Unraveling substrate recognition and transport by ATP binding cassette (ABC) transporters
ATP binding cassette (ABC) transporters are expressed in all phyla of life and constitute one of the largest protein superfamilies. They translocate very diverse substrates across cellular membranes at the expense of ATP hydrolysis. The best-investigated ABC transporter is P-glycoprotein (ABCB1, MDR1). It prevents drug and toxin uptake at absorptive membranes such as the intestinal (IB) and the blood-brain barrier (BBB), respectively, and enhances metabolite efflux at excretory barriers in proximal tubules of the kidney and biliary ducts of the liver. Cells can be induced to overexpress ABCB1 by the exposure to a single agent (e.g. anticancer drugs, certain antibiotics, or food components) or to physical stress, such as Xray, UV light irradiation or heat shock. Overexpression of ABCB1 leads to multidrug resistance (MDR), that is, to a resistance towards all drugs that are substrates forABCB1. The expression level of ABCB1 de pends (among other factors) on the exposure of cells to various stimuli. The same type of stimuli that induce MDR due to ABCB1 overe xpression in humans can also induce MDR in bacteria, parasites, and fungi by promoting the expression of related ABC transporters. MDR is detrimental not only for the treatment of many cancers, but also for the treatment of bacterial, parasitic, and fungal diseases and can be considered as a general problem for pharmacotherapy.

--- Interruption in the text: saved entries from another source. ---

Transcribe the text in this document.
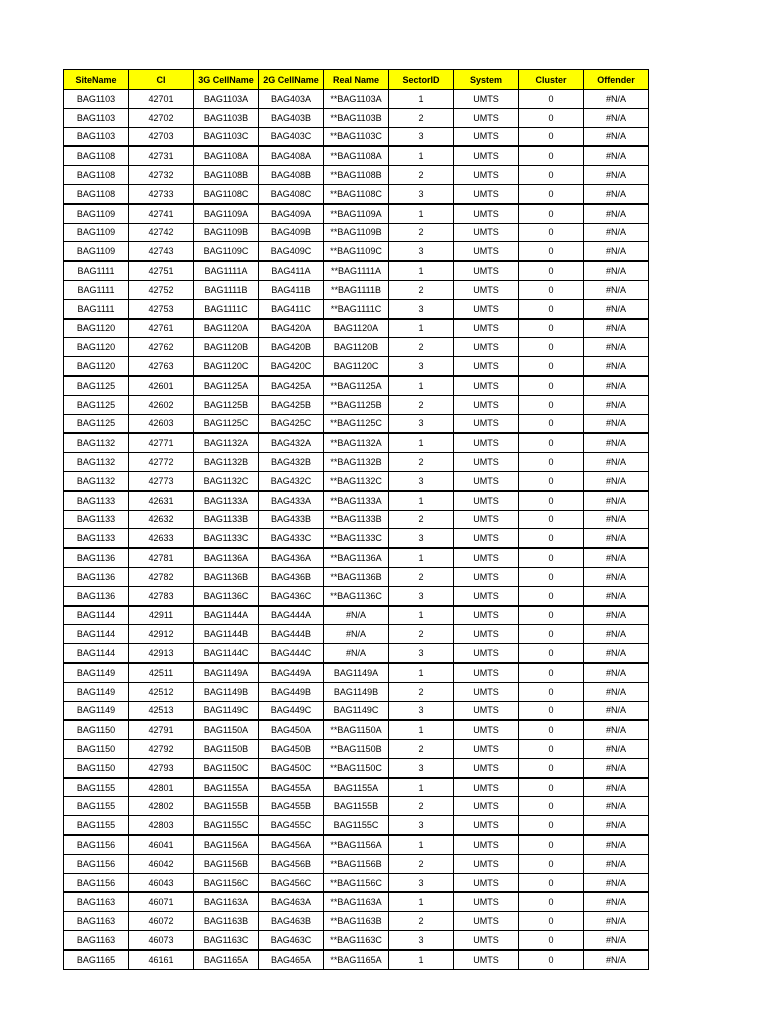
SiteName	CI	3G CellName	2G CellName	Real Name	SectorID	System	Cluster	Offender
BAG1103	42701	BAG1103A	BAG403A	**BAG1103A	1	UMTS	0	#N/A
BAG1103	42702	BAG1103B	BAG403B	**BAG1103B	2	UMTS	0	#N/A
BAG1103	42703	BAG1103C	BAG403C	**BAG1103C	3	UMTS	0	#N/A
BAG1108	42731	BAG1108A	BAG408A	**BAG1108A	1	UMTS	0	#N/A
BAG1108	42732	BAG1108B	BAG408B	**BAG1108B	2	UMTS	0	#N/A
BAG1108	42733	BAG1108C	BAG408C	**BAG1108C	3	UMTS	0	#N/A
BAG1109	42741	BAG1109A	BAG409A	**BAG1109A	1	UMTS	0	#N/A
BAG1109	42742	BAG1109B	BAG409B	**BAG1109B	2	UMTS	0	#N/A
BAG1109	42743	BAG1109C	BAG409C	**BAG1109C	3	UMTS	0	#N/A
BAG1111	42751	BAG1111A	BAG411A	**BAG1111A	1	UMTS	0	#N/A
BAG1111	42752	BAG1111B	BAG411B	**BAG1111B	2	UMTS	0	#N/A
BAG1111	42753	BAG1111C	BAG411C	**BAG1111C	3	UMTS	0	#N/A
BAG1120	42761	BAG1120A	BAG420A	BAG1120A	1	UMTS	0	#N/A
BAG1120	42762	BAG1120B	BAG420B	BAG1120B	2	UMTS	0	#N/A
BAG1120	42763	BAG1120C	BAG420C	BAG1120C	3	UMTS	0	#N/A
BAG1125	42601	BAG1125A	BAG425A	**BAG1125A	1	UMTS	0	#N/A
BAG1125	42602	BAG1125B	BAG425B	**BAG1125B	2	UMTS	0	#N/A
BAG1125	42603	BAG1125C	BAG425C	**BAG1125C	3	UMTS	0	#N/A
BAG1132	42771	BAG1132A	BAG432A	**BAG1132A	1	UMTS	0	#N/A
BAG1132	42772	BAG1132B	BAG432B	**BAG1132B	2	UMTS	0	#N/A
BAG1132	42773	BAG1132C	BAG432C	**BAG1132C	3	UMTS	0	#N/A
BAG1133	42631	BAG1133A	BAG433A	**BAG1133A	1	UMTS	0	#N/A
BAG1133	42632	BAG1133B	BAG433B	**BAG1133B	2	UMTS	0	#N/A
BAG1133	42633	BAG1133C	BAG433C	**BAG1133C	3	UMTS	0	#N/A
BAG1136	42781	BAG1136A	BAG436A	**BAG1136A	1	UMTS	0	#N/A
BAG1136	42782	BAG1136B	BAG436B	**BAG1136B	2	UMTS	0	#N/A
BAG1136	42783	BAG1136C	BAG436C	**BAG1136C	3	UMTS	0	#N/A
BAG1144	42911	BAG1144A	BAG444A	#N/A	1	UMTS	0	#N/A
BAG1144	42912	BAG1144B	BAG444B	#N/A	2	UMTS	0	#N/A
BAG1144	42913	BAG1144C	BAG444C	#N/A	3	UMTS	0	#N/A
BAG1149	42511	BAG1149A	BAG449A	BAG1149A	1	UMTS	0	#N/A
BAG1149	42512	BAG1149B	BAG449B	BAG1149B	2	UMTS	0	#N/A
BAG1149	42513	BAG1149C	BAG449C	BAG1149C	3	UMTS	0	#N/A
BAG1150	42791	BAG1150A	BAG450A	**BAG1150A	1	UMTS	0	#N/A
BAG1150	42792	BAG1150B	BAG450B	**BAG1150B	2	UMTS	0	#N/A
BAG1150	42793	BAG1150C	BAG450C	**BAG1150C	3	UMTS	0	#N/A
BAG1155	42801	BAG1155A	BAG455A	BAG1155A	1	UMTS	0	#N/A
BAG1155	42802	BAG1155B	BAG455B	BAG1155B	2	UMTS	0	#N/A
BAG1155	42803	BAG1155C	BAG455C	BAG1155C	3	UMTS	0	#N/A
BAG1156	46041	BAG1156A	BAG456A	**BAG1156A	1	UMTS	0	#N/A
BAG1156	46042	BAG1156B	BAG456B	**BAG1156B	2	UMTS	0	#N/A
BAG1156	46043	BAG1156C	BAG456C	**BAG1156C	3	UMTS	0	#N/A
BAG1163	46071	BAG1163A	BAG463A	**BAG1163A	1	UMTS	0	#N/A
BAG1163	46072	BAG1163B	BAG463B	**BAG1163B	2	UMTS	0	#N/A
BAG1163	46073	BAG1163C	BAG463C	**BAG1163C	3	UMTS	0	#N/A
BAG1165	46161	BAG1165A	BAG465A	**BAG1165A	1	UMTS	0	#N/A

Although ABCB1 is known for more than 30 years, its substrate specificity and transport mechanism have long remained enigmatic. This is due on one hand to the unusual location of substrate binding site and on the other hand to the polyspecificity of the transporter. ABCB1 binds its substrates
in the cytosolic membrane leaflet and moves them to the extracellular membrane leaflet or directly to the extracellular medium, depending on the hydrophobicity of the substrate, quite in contrast most well characterized transporters that move substrates from the aqueous phase at one side of the membrane to the aqueous phase at the other side of the membrane. Substrate binding in the lipid membrane is thus preceded by a lipid-water partitioning step. We have shown that lipid-water partitioning is dominated by hydrophobic groups of the substrate, whereas substrate binding to the transporter in the lipid membrane is due exclusively to hydrogen bond acceptor groups of the substrate. To be transported by ABCB1 a compound has to carry minimally one binding module composed of two hydrogen bond acceptors. Up to ten binding modules have been observed whereby the binding affinity of the compound to the transporter in the lipid membrane increases linearly with the number of binding modules. Hydrogen bond acceptors recognized by ABCB1 are carbonyl, ether, or tertiary amino groups, halogen substituents and π-electron systems. The hydrogen bond acceptor groups in binding modules most likely form hydrogen bonds with the numerous hydrogen bond donor groups in the transmembrane domains of the transporter. In the lipid environment of the cytosolic membrane leaflet (exhibiting a low dielectric constant) hydrogen bonds are more specific and stronger than van der Waals interactions. As soon as the substrate reaches the extracellular leaflet, where water can approach, hydrogen bonds with the transporter vanish and the substrate is released either into the lipid or the aqueous phase.
The rate of substrate transport by ABCB1 is directly proportional to the rate of ATP hydrolysis. However, the fact that substrates have to partition into the cytosolic membrane leaflet to bind to ABCB1 implies that many substrates partially escape to the cytosol before being caught by the transporter which complicates the analysis of substrate transport. Quantitatively comparing passive influx and active efflux of drugs revealed that the net flux of drugs across membranes protected by ABCB1 results from the sum of the two processes. For different compounds and a given membrane passive influx exponentially decreases with the size and the charge of the molecule and changes by several orders of magnitude for different compounds whereas active efflux is more constant and changes only by about one order of magnitude. Large and/or highly charged compounds diffuse slowly and are therefore prone to being completely effluxed by ABCB1. The diffusion step from the extracellular to the cytosolic leaflet is crucial for the fate of the molecule. If it is fast compared to efflux (flipping) compounds will reach the cytosol even though they are partially exported, however, if it is slow compounds will not reach the cytosol (see figure A-D). Our analyses revealed that the lipid bilayer membrane plays an important synergistic role in substrate binding as well as in substrate transport by ABCB1. By taking into account the membrane contribution allowed unraveling substrate recognition and transport by ABCB1. Ongoing projects in our laboratory are dedicated to elucidating the substrate specificity and function of other ABC transporters such as the Staphylococcus aureus transporter Sav1866, the cystic fibrosis transduction regulator (CFTR, ABCC7) and the cholesterol transporter ABCA1.